I've been reviewing small press publications on www.bugpowder.com for a few years now. Totemic small presser Andy Luke recruited me; he'd been impressed with my essay, Closing Shots From A Grassy Knoll, and was convinced that I could restore some cheer to the reviews section.

Ostensibly a scoff-mixture, Closing Shots From A Grassy Knoll discusses the pathogenic presence in UK small press of comics creators eager to produce work sterilized by an ambition to be adaptable to the strictures of an intrusive company bent on 'product development', and who derive a vanity-buzz of satisfaction from tucking themselves into deadlines and knocked-off scripts. "This budding hack is fuelled by little more than the desperation for a sense of celebrity," I wrote, "and must be destroyed."
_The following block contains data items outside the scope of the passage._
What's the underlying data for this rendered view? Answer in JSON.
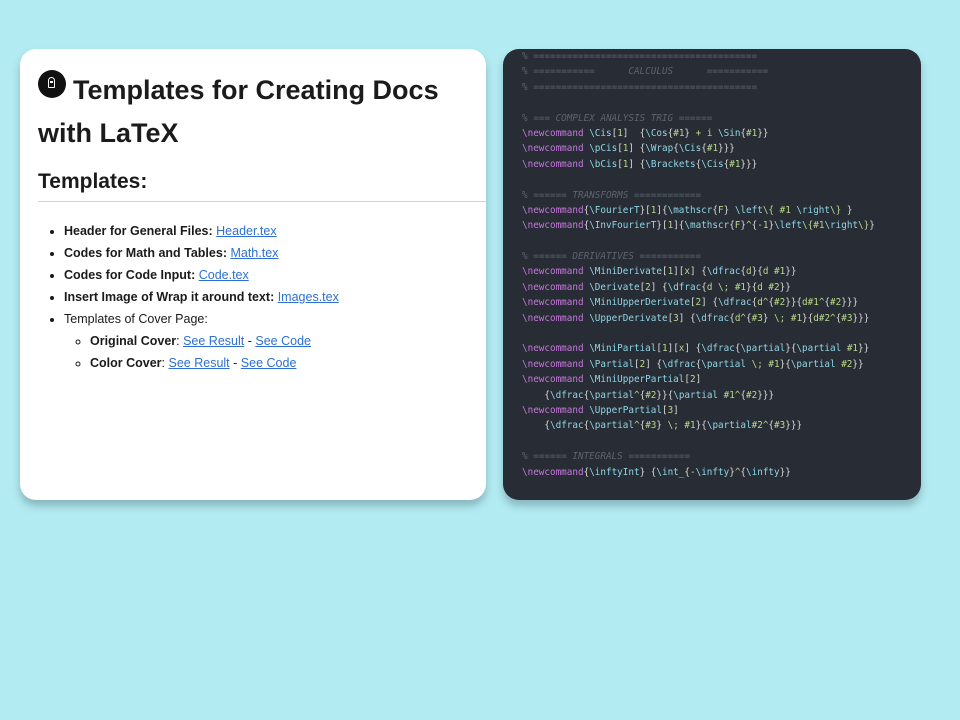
{
  "doc": {
    "title": "Templates for Creating Docs with LaTeX",
    "section_heading": "Templates:",
    "items": [
      {
        "label": "Header for General Files",
        "link": "Header.tex"
      },
      {
        "label": "Codes for Math and Tables",
        "link": "Math.tex"
      },
      {
        "label": "Codes for Code Input",
        "link": "Code.tex"
      },
      {
        "label": "Insert Image of Wrap it around text",
        "link": "Images.tex"
      }
    ],
    "cover_item": "Templates of Cover Page:",
    "covers": [
      {
        "label": "Original Cover",
        "result_link": "See Result",
        "separator": "-",
        "code_link": "See Code"
      },
      {
        "label": "Color Cover",
        "result_link": "See Result",
        "separator": "-",
        "code_link": "See Code"
      }
    ]
  },
  "code": {
    "lines": [
      "% ========================================",
      "% ===========      CALCULUS      ===========",
      "% ========================================",
      "",
      "% === COMPLEX ANALYSIS TRIG ======",
      "\\newcommand \\Cis[1]  {\\Cos{#1} + i \\Sin{#1}}",
      "\\newcommand \\pCis[1] {\\Wrap{\\Cis{#1}}}",
      "\\newcommand \\bCis[1] {\\Brackets{\\Cis{#1}}}",
      "",
      "% ====== TRANSFORMS ============",
      "\\newcommand{\\FourierT}[1]{\\mathscr{F} \\left\\{ #1 \\right\\} }",
      "\\newcommand{\\InvFourierT}[1]{\\mathscr{F}^{-1}\\left\\{#1\\right\\}}",
      "",
      "% ====== DERIVATIVES ===========",
      "\\newcommand \\MiniDerivate[1][x] {\\dfrac{d}{d #1}}",
      "\\newcommand \\Derivate[2] {\\dfrac{d \\; #1}{d #2}}",
      "\\newcommand \\MiniUpperDerivate[2] {\\dfrac{d^{#2}}{d#1^{#2}}}",
      "\\newcommand \\UpperDerivate[3] {\\dfrac{d^{#3} \\; #1}{d#2^{#3}}}",
      "",
      "\\newcommand \\MiniPartial[1][x] {\\dfrac{\\partial}{\\partial #1}}",
      "\\newcommand \\Partial[2] {\\dfrac{\\partial \\; #1}{\\partial #2}}",
      "\\newcommand \\MiniUpperPartial[2]",
      "    {\\dfrac{\\partial^{#2}}{\\partial #1^{#2}}}",
      "\\newcommand \\UpperPartial[3]",
      "    {\\dfrac{\\partial^{#3} \\; #1}{\\partial#2^{#3}}}",
      "",
      "% ====== INTEGRALS ===========",
      "\\newcommand{\\inftyInt} {\\int_{-\\infty}^{\\infty}}"
    ]
  },
  "colors": {
    "background": "#b3ebf2",
    "code_bg": "#282c34",
    "keyword": "#c678dd",
    "command": "#8fd6e6",
    "argument": "#b8d98a",
    "comment": "#5c6370",
    "link": "#2e6fd1"
  },
  "icons": {
    "logo": "padlock-logo-icon"
  }
}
My muscular reviewing-style grated with small press enthusiasts' indulgence in self-satisfied congeniality and writer/artist shape-throwing, but I refused to conveniently dismiss creators with throwaway compliments, employing instead a reviewing discipline based on four simple tenets: 1, perspective is to be achieved; 2, the standards by which one is judging the work are to be made clear; 3, credit is to be given where it is due; and 4, one should not be such a fucking misanthrope, you above-being-human narcissist.
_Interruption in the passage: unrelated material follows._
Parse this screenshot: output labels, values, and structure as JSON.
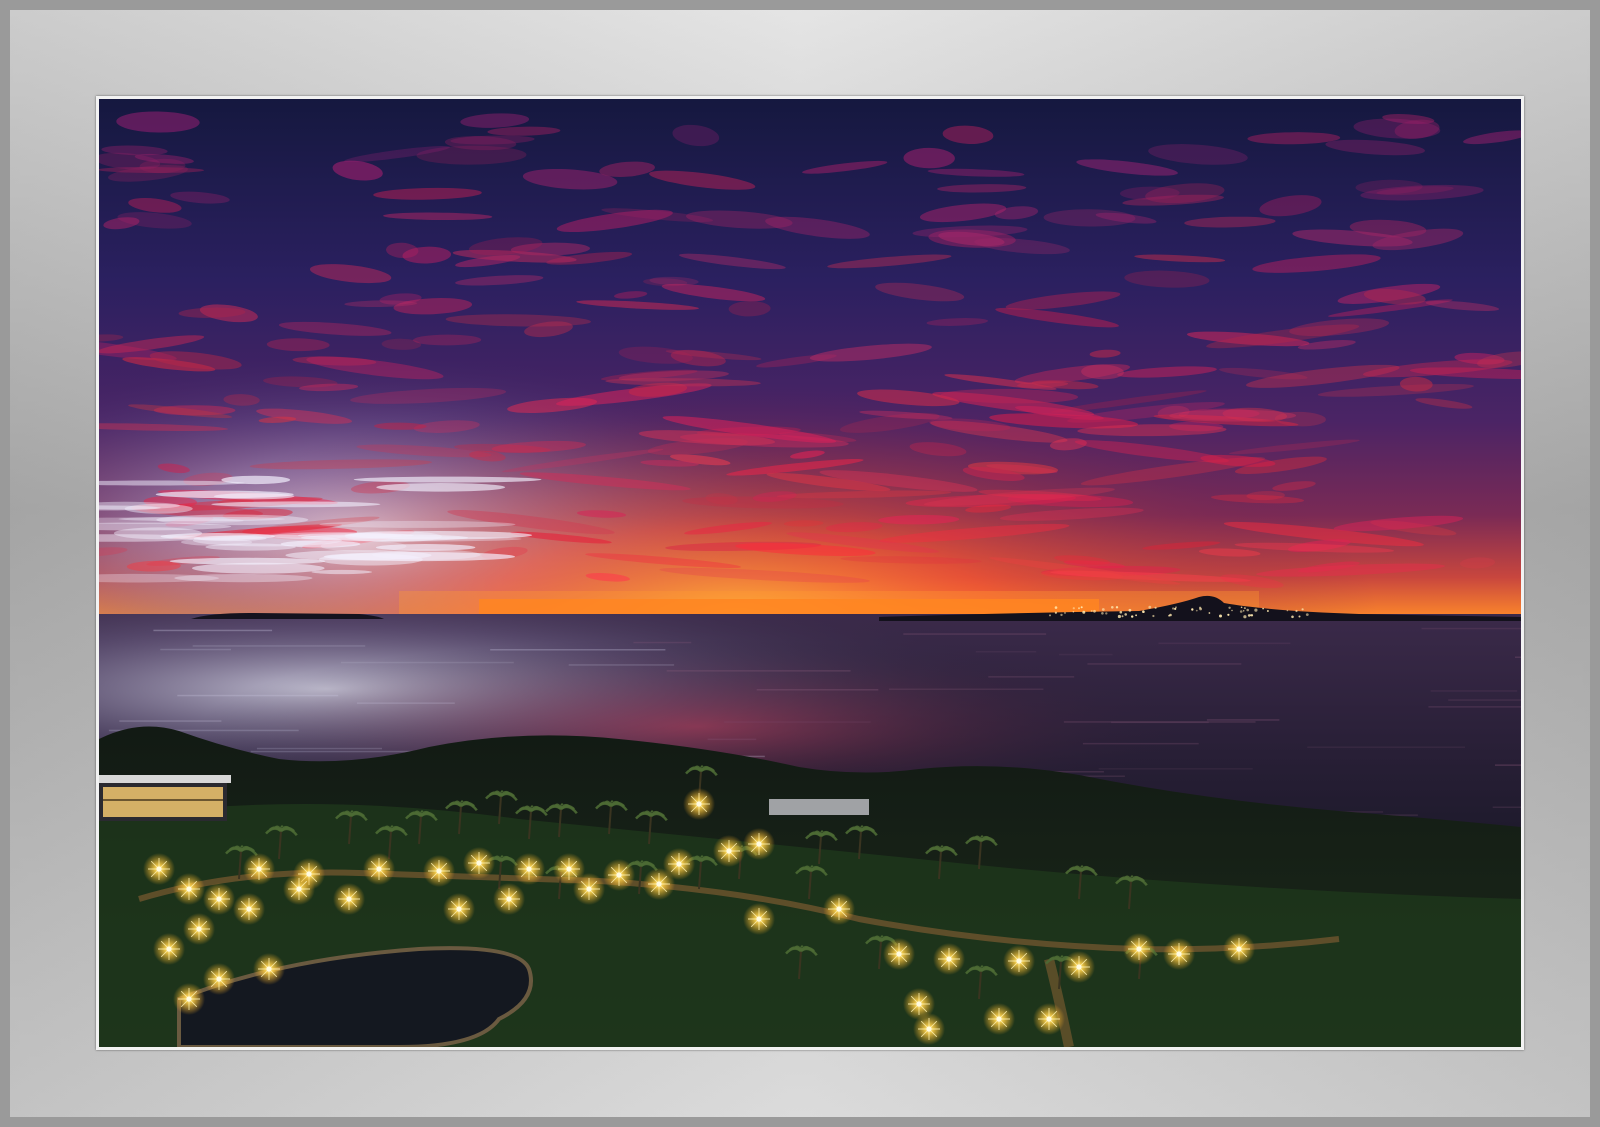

Regularly achieving three of the four principles with my aesthetic evaluations, and quickly developing an obsessive-compulsive urgency for production of symmetrically paragraphed reviews, the meaningless absurdity of opinionative writing soon revealed itself to me. I was not deterred.

John Robbins

Gazebo #1

Posted on July 3, 2008

In a session with his therapist a young man struggling for emotional sustenance tentatively examines his psychological survival. Writer Liam Geraghty, in collaboration with Matter cartoonist Phil Barrett, employs a warm, good-humoured touch that sidesteps complexity and analysis in favour of throwaway pathos and a bland, more universal appeal. Comprising a series of mostly-symbiotic, mostly-slight one- and two-page strips that revisit resonant episodes in the protagonist's life (and, in the strips Wank and Slight Retort, that inadvertently revisit works by Dan Clowes and Adrain Tomine) this light brushing of the surface of poignant subject matter is delivered via the Clowes-inspired structure of fractured narrative, and proves a disciplined debut for Geraghty. Barrett's cartooning, as ever, is exquisite; his style possessed of a quiet humanity. Highlight of the issue is the visceral Nightmare, and Boy Campers – wherein our protagonist accidentally asks a pal's sister if he can sleep in her.